Del resto il DLgs 81/08 e successive modificazioni è diretto a tutti i lavoratori al fine di tutelarli da eventuali rischi insiti nell’attività lavorativa, ed a eventuali terzi, estranei a rapporti di dipendenza diretta con il titolare dell’impresa, soggetti quindi che occasionalmente per qualsiasi ragione si trovino in situazioni di pericolo, causa di eventi dannosi all’interno di un determinato luogo ed ambito lavorativo, nel caso in questione il cantiere edile.

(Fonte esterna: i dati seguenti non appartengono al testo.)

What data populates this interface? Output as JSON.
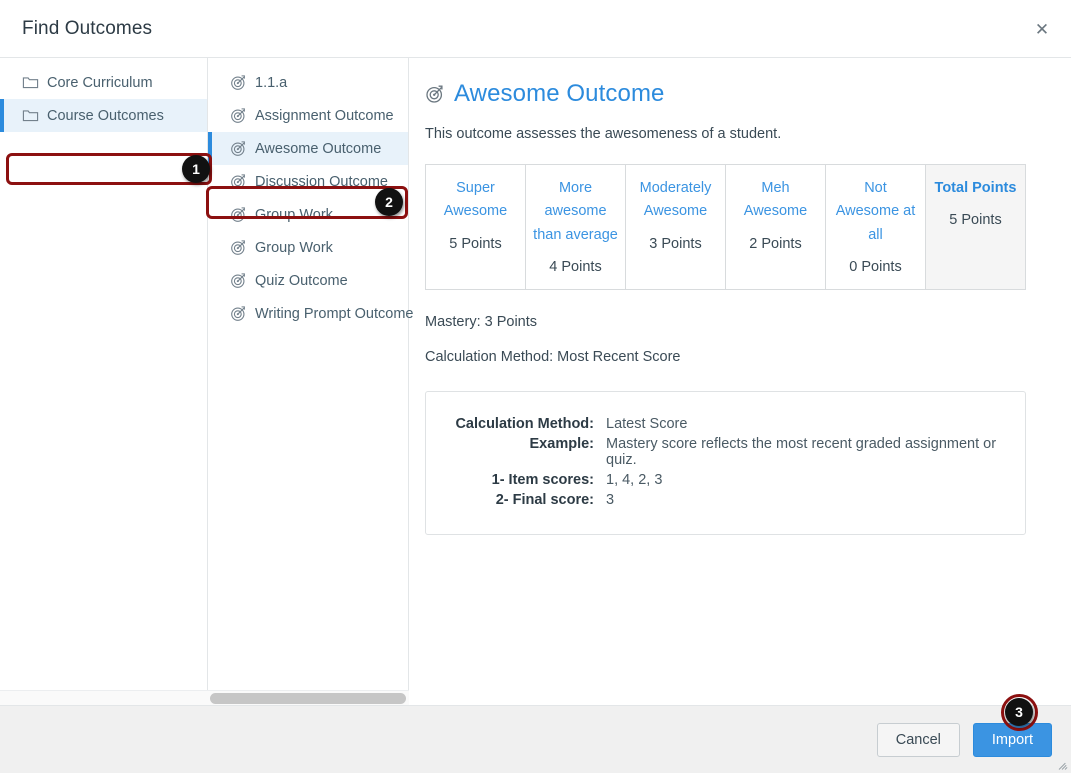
{
  "dialog": {
    "title": "Find Outcomes",
    "close_label": "✕"
  },
  "directories": {
    "items": [
      {
        "label": "Core Curriculum",
        "icon": "folder-icon",
        "selected": false
      },
      {
        "label": "Course Outcomes",
        "icon": "folder-icon",
        "selected": true
      }
    ]
  },
  "outcomes": {
    "items": [
      {
        "label": "1.1.a",
        "icon": "outcome-target-icon",
        "selected": false
      },
      {
        "label": "Assignment Outcome",
        "icon": "outcome-target-icon",
        "selected": false
      },
      {
        "label": "Awesome Outcome",
        "icon": "outcome-target-icon",
        "selected": true
      },
      {
        "label": "Discussion Outcome",
        "icon": "outcome-target-icon",
        "selected": false
      },
      {
        "label": "Group Work",
        "icon": "outcome-target-icon",
        "selected": false
      },
      {
        "label": "Group Work",
        "icon": "outcome-target-icon",
        "selected": false
      },
      {
        "label": "Quiz Outcome",
        "icon": "outcome-target-icon",
        "selected": false
      },
      {
        "label": "Writing Prompt Outcome",
        "icon": "outcome-target-icon",
        "selected": false
      }
    ]
  },
  "detail": {
    "title": "Awesome Outcome",
    "description": "This outcome assesses the awesomeness of a student.",
    "ratings": [
      {
        "description": "Super Awesome",
        "points": "5 Points",
        "total": false
      },
      {
        "description": "More awesome than average",
        "points": "4 Points",
        "total": false
      },
      {
        "description": "Moderately Awesome",
        "points": "3 Points",
        "total": false
      },
      {
        "description": "Meh Awesome",
        "points": "2 Points",
        "total": false
      },
      {
        "description": "Not Awesome at all",
        "points": "0 Points",
        "total": false
      },
      {
        "description": "Total Points",
        "points": "5 Points",
        "total": true
      }
    ],
    "mastery": "Mastery: 3 Points",
    "calculation_method": "Calculation Method: Most Recent Score",
    "example_box": {
      "rows": [
        {
          "key": "Calculation Method:",
          "value": "Latest Score"
        },
        {
          "key": "Example:",
          "value": "Mastery score reflects the most recent graded assignment or quiz."
        },
        {
          "key": "1- Item scores:",
          "value": "1, 4, 2, 3"
        },
        {
          "key": "2- Final score:",
          "value": "3"
        }
      ]
    }
  },
  "footer": {
    "cancel_label": "Cancel",
    "import_label": "Import"
  },
  "annotations": {
    "badge1": "1",
    "badge2": "2",
    "badge3": "3"
  },
  "colors": {
    "accent_blue": "#2c8bdd",
    "link_blue": "#3b94e2",
    "selected_bg": "#e8f2fa",
    "callout_red": "#8c1010",
    "badge_black": "#111111",
    "text_dark": "#2d3b45"
  }
}
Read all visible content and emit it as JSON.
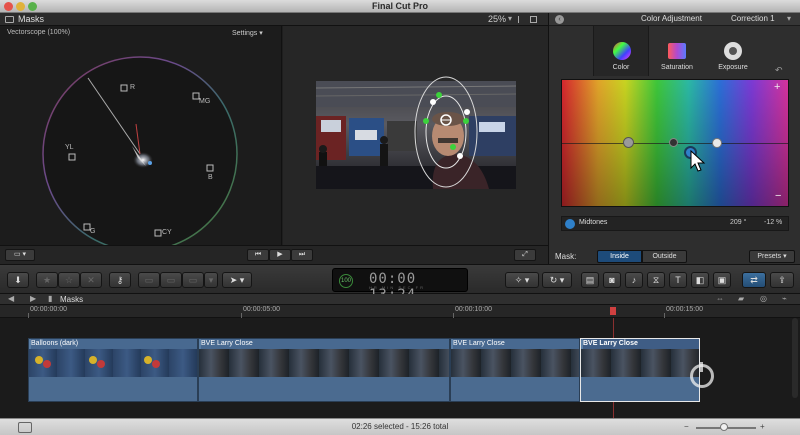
{
  "app": {
    "title": "Final Cut Pro"
  },
  "viewer_bar": {
    "project_name": "Masks",
    "zoom": "25%"
  },
  "scope": {
    "title": "Vectorscope (100%)",
    "settings_label": "Settings",
    "targets": [
      {
        "label": "R"
      },
      {
        "label": "MG"
      },
      {
        "label": "B"
      },
      {
        "label": "CY"
      },
      {
        "label": "G"
      },
      {
        "label": "YL"
      }
    ]
  },
  "inspector": {
    "title": "Color Adjustment",
    "correction": "Correction 1",
    "tabs": [
      {
        "label": "Color",
        "active": true
      },
      {
        "label": "Saturation",
        "active": false
      },
      {
        "label": "Exposure",
        "active": false
      }
    ],
    "board": {
      "plus": "+",
      "minus": "−"
    },
    "readout": {
      "label": "Midtones",
      "angle": "209 °",
      "percent": "-12 %"
    },
    "mask": {
      "label": "Mask:",
      "inside": "Inside",
      "outside": "Outside",
      "selected": "Inside"
    },
    "presets_label": "Presets"
  },
  "toolbar": {
    "timecode": "00:00 13:24",
    "timecode_badge": "100",
    "timecode_labels": "HR MIN SEC FR"
  },
  "timeline": {
    "name": "Masks",
    "ruler": [
      "00:00:00:00",
      "00:00:05:00",
      "00:00:10:00",
      "00:00:15:00"
    ],
    "clips": [
      {
        "label": "Balloons (dark)",
        "selected": false
      },
      {
        "label": "BVE Larry Close",
        "selected": false
      },
      {
        "label": "BVE Larry Close",
        "selected": false
      },
      {
        "label": "BVE Larry Close",
        "selected": true
      }
    ]
  },
  "status": {
    "text": "02:26 selected - 15:26 total"
  },
  "colors": {
    "accent_blue": "#2f80c9",
    "selected_button": "#1d4b7a",
    "clip_blue": "#5b7fa6"
  }
}
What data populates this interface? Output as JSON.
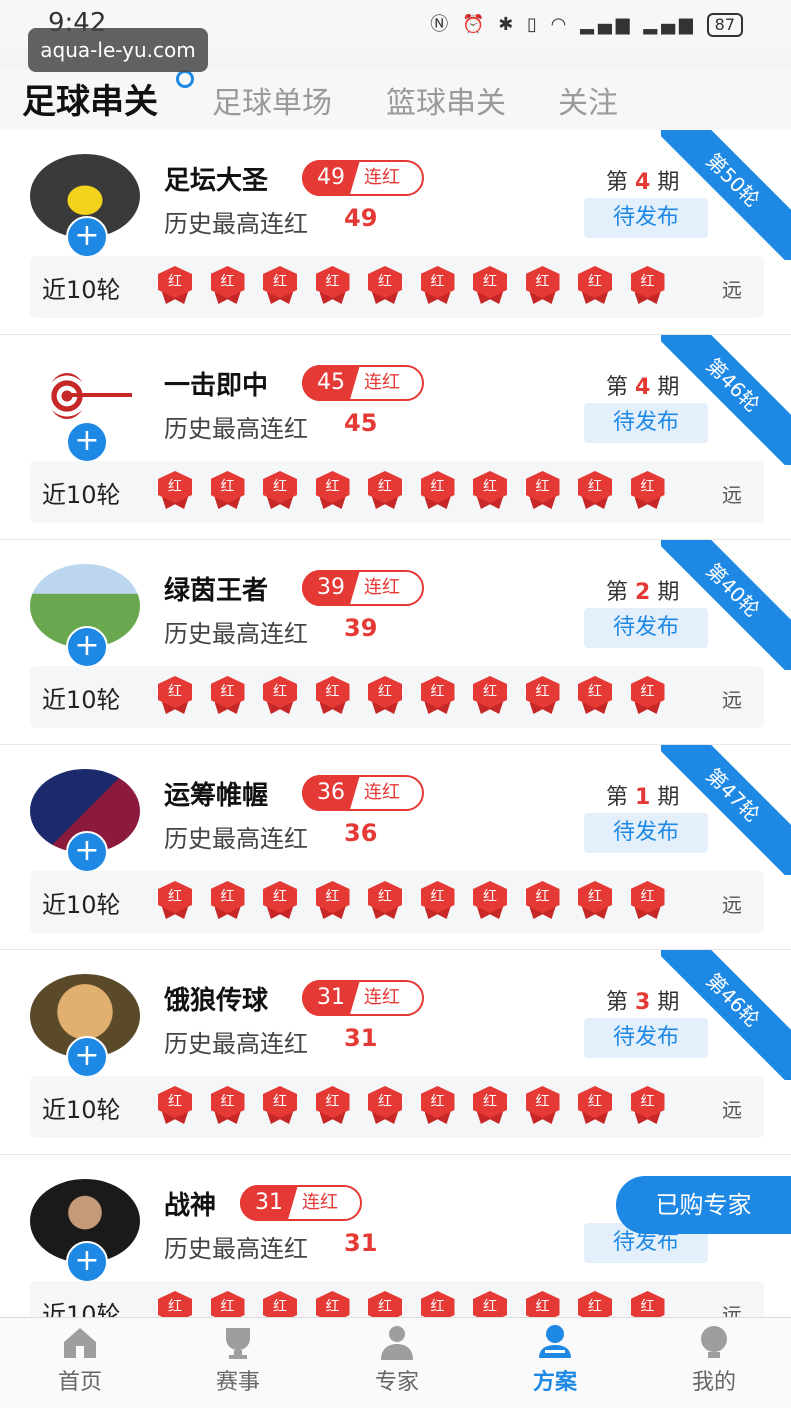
{
  "status_bar": {
    "time": "9:42",
    "battery": "87"
  },
  "watermark": "aqua-le-yu.com",
  "tabs": [
    {
      "label": "足球串关",
      "active": true
    },
    {
      "label": "足球单场",
      "active": false
    },
    {
      "label": "篮球串关",
      "active": false
    },
    {
      "label": "关注",
      "active": false
    }
  ],
  "labels": {
    "streak": "连红",
    "history_prefix": "历史最高连红",
    "pending": "待发布",
    "recent": "近10轮",
    "far": "远",
    "medal": "红",
    "period_prefix": "第",
    "period_suffix": "期"
  },
  "experts": [
    {
      "name": "足坛大圣",
      "streak": "49",
      "history": "49",
      "period": "4",
      "ribbon": "第50轮"
    },
    {
      "name": "一击即中",
      "streak": "45",
      "history": "45",
      "period": "4",
      "ribbon": "第46轮"
    },
    {
      "name": "绿茵王者",
      "streak": "39",
      "history": "39",
      "period": "2",
      "ribbon": "第40轮"
    },
    {
      "name": "运筹帷幄",
      "streak": "36",
      "history": "36",
      "period": "1",
      "ribbon": "第47轮"
    },
    {
      "name": "饿狼传球",
      "streak": "31",
      "history": "31",
      "period": "3",
      "ribbon": "第46轮"
    },
    {
      "name": "战神",
      "streak": "31",
      "history": "31",
      "period": "",
      "ribbon": ""
    }
  ],
  "float_button": "已购专家",
  "bottom_nav": [
    {
      "label": "首页",
      "icon": "home-icon",
      "active": false
    },
    {
      "label": "赛事",
      "icon": "trophy-icon",
      "active": false
    },
    {
      "label": "专家",
      "icon": "expert-icon",
      "active": false
    },
    {
      "label": "方案",
      "icon": "plan-icon",
      "active": true
    },
    {
      "label": "我的",
      "icon": "profile-icon",
      "active": false
    }
  ],
  "colors": {
    "accent": "#1e88e5",
    "red": "#e53935"
  }
}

I giudici Cassazionisti hanno chiarito che è necessario e sufficiente il ricorrere del nesso causale tra violazione della normativa antinfortunistica ed evento dannoso e o mortale perché si tratti di omicidio colposo; per di più l’aggravante riconosciuta nel caso di specie ex art. 589 c.p. comma 2, ricorrerà, hanno ribadito i giudici nella motivazione alla sentenza,: “purchè la presenza di tale soggetto nel luogo e nel momento dell’infortunio non abbia tali caratteri di anormalità, atipicità ed eccezionalità da far ritenere interrotto il nesso eziologico tra l’evento e la condotta inosservante e purchè, ovviamente, la norma violata miri a prevenire incidenti come quello in effetti verificatosi”.